As the new year heralds, with high expectations for Africa’s ICT sector, a brand and marketing communications expert, Dipo Mohammed, has observed that despite the economic headwinds experienced in 2023 across sectors due to foreign exchange and inflationary patterns, the sector remains a strong platform largely through the efficacy of being a major change maker for the continent’s growth.
Mohammed, who is the Brands, Marketing, and Communications Manager at Inlaks, a leading ICT infrastructure and system integrator in sub–Saharan Africa, stated that Africa’s ICT sector remains a driver of the continent’s development.
He called on stakeholders in the sector to see the current trend as a propeller for the opportunity to drive local talent and investment to build from within.
According to him, “The continent recently thrived with an upsurge of Fintechs driven by a younger generation, a big win starter for individuals, government, and corporations. While there has been a record high-level interest in investments of Africa’s unicorn in Fintech and a 13-fold increase from 2021 according to a study by Boston Consulting Group, and QED investors, the continent has also recorded liquidating Fintechs of less than two years due to poor management or the incapacity to understand the spate of market forces that align with long term success. Inadvertently, these market forces result in job losses from the liquidation and a stopgap that builds from the financial inclusion efforts of the start-ups,”

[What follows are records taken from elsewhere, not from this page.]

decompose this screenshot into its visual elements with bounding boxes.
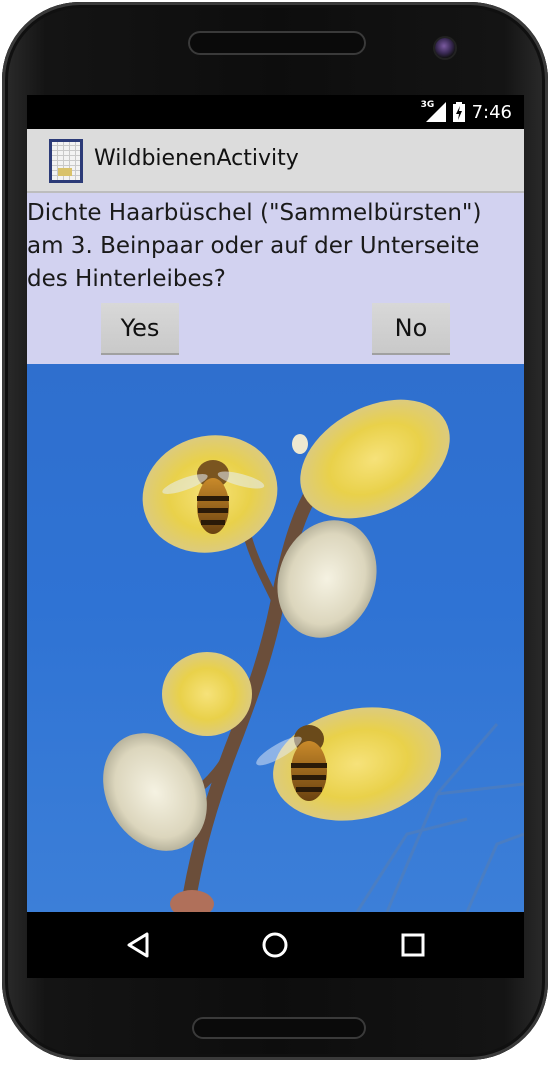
battery-charging-icon [452,102,465,122]
app-launcher-icon[interactable] [49,139,83,183]
status-clock: 7:46 [471,101,512,123]
yes-button[interactable]: Yes [101,303,179,355]
bee-photo [27,364,524,912]
cell-signal-icon: 3G [420,100,446,122]
question-panel: Dichte Haarbüschel ("Sammelbürsten") am … [27,193,524,364]
app-title: WildbienenActivity [94,146,299,171]
status-icons: 3G 7:46 [420,100,512,123]
no-button[interactable]: No [372,303,450,355]
status-bar: 3G 7:46 [27,95,524,129]
recent-square-icon[interactable] [397,929,429,961]
back-triangle-icon[interactable] [123,929,155,961]
question-text: Dichte Haarbüschel ("Sammelbürsten") am … [27,200,482,292]
front-camera [435,38,455,58]
network-type-label: 3G [420,100,435,110]
navigation-bar [27,912,524,978]
action-bar: WildbienenActivity [27,129,524,193]
top-speaker-grille [188,31,366,55]
home-circle-icon[interactable] [259,929,291,961]
bottom-speaker-grille [192,1017,366,1039]
device-screen: 3G 7:46 WildbienenActivity Dichte Haarbü… [27,95,524,912]
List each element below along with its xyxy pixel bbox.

The expert, who was recently recognised as the Most Outstanding Tech PR Personality at the Nigeria Technology Awards, pointed out that; “coupled with a large interest and a vast population who continue to embrace technological dynamics, it is important to drive an efficient reputation towards the sector’s growth. Otherwise, the continent holds the potential of the fastest-growing Fintech space and a dire need for efficiency. With a high growth level in ICT adoption, especially with Fintechs, there needs to be a streamlined path to legislating Fintech and creating policies that guide them. Beyond the large investment and Venture Capital visibility, capacity building and expertise should be a criterion for the continent’s burgeoning interest. The sector needs to show openness to more collaborative efforts where African talents get to have a balanced co-existence in driving the sector.
“In 2024, there will be some pervasiveness in the upspring of more tech start-ups as the existing and successful ones have proven there is a chance for consistency. Rightly so, these start-ups will venture into more areas where African tech users are showing interest including Artificial Intelligence, extended reality, new energy solutions, cybersecurity, and a more personalized digital experience across sectors,”
In view of global and local trends, Mohammed argues that Tech will continue to be a genuine currency driving an interesting future for young Africans.
To this end, he opined that young Africans would build more online community platforms that would connect them and enable them to showcase their prowess. According to him, these efforts can be drawn into a larger base when the government recognises its essence and pushes it towards the growth of digital economies.
He further stated that, “On a wider scale, the growth of Public Relations in Africa is expanding and should create a convergence in telling stories about areas that place the continent in a positive spotlight. From identifying a sectoral asset in Africa’s response to the growth of ICT to being a watchdog for its narrative, opportunities abound to position and imbibe development through stakeholder engagement. Africa’s PR Dynamics in Information and Communication Technology should look more into the indices that make for long-term efficiency within corporate and conservative operations. These insights should then be used to evaluate and build a recurring push for the sector’s growth,”
To domesticate the opportunities in the sector, Mohammed urged ICT Organisations to focus on home-grown solutions pertinent and responsive to Africa’s own needs.
“Agile and young Africans who yearn for change and more impact teams are the deal to enhance more interests. These should be encouraged through further investments in human capacity development through existing hubs and upgrades in facilities to meet changing needs and innovative standards. These tech hubs, some of which already exists should inculcate business management platforms within their training and be more visible and access-free in Africa’s top metropolitan cities including Lagos, Accra, Nairobi, Addis Ababa, Johannesburg, Kigali, Kampala, Harare, and Cairo.
“This effort should be spearheaded by public-private partnerships using the African Continental Free Trade Area (AfCTA) as a fulcrum. The essence should also be on uniting Africa’s young people with various digital skills on a connecting platform that brings them together for collaborations, partnerships and problem-solving. It opens further the realisation of Africa’s digital agenda, especially with citizens who are being more receptive to the prospect and usage of data to make progressive decisions by the government, ”he said
In driving home his position, he observed that the continuous prospect of a thriving ICT sector in Africa is exciting as it remains a major catalyst to transformation evident in job creation, corporate financing, and investments.
“Nevertheless, the dynamics should read toward empowering Africa across the board. The media should thus be a proponent of actuality in not just reporting the status but pushing for perspectives to manage the right conversations that attract long-term opportunities,” he added.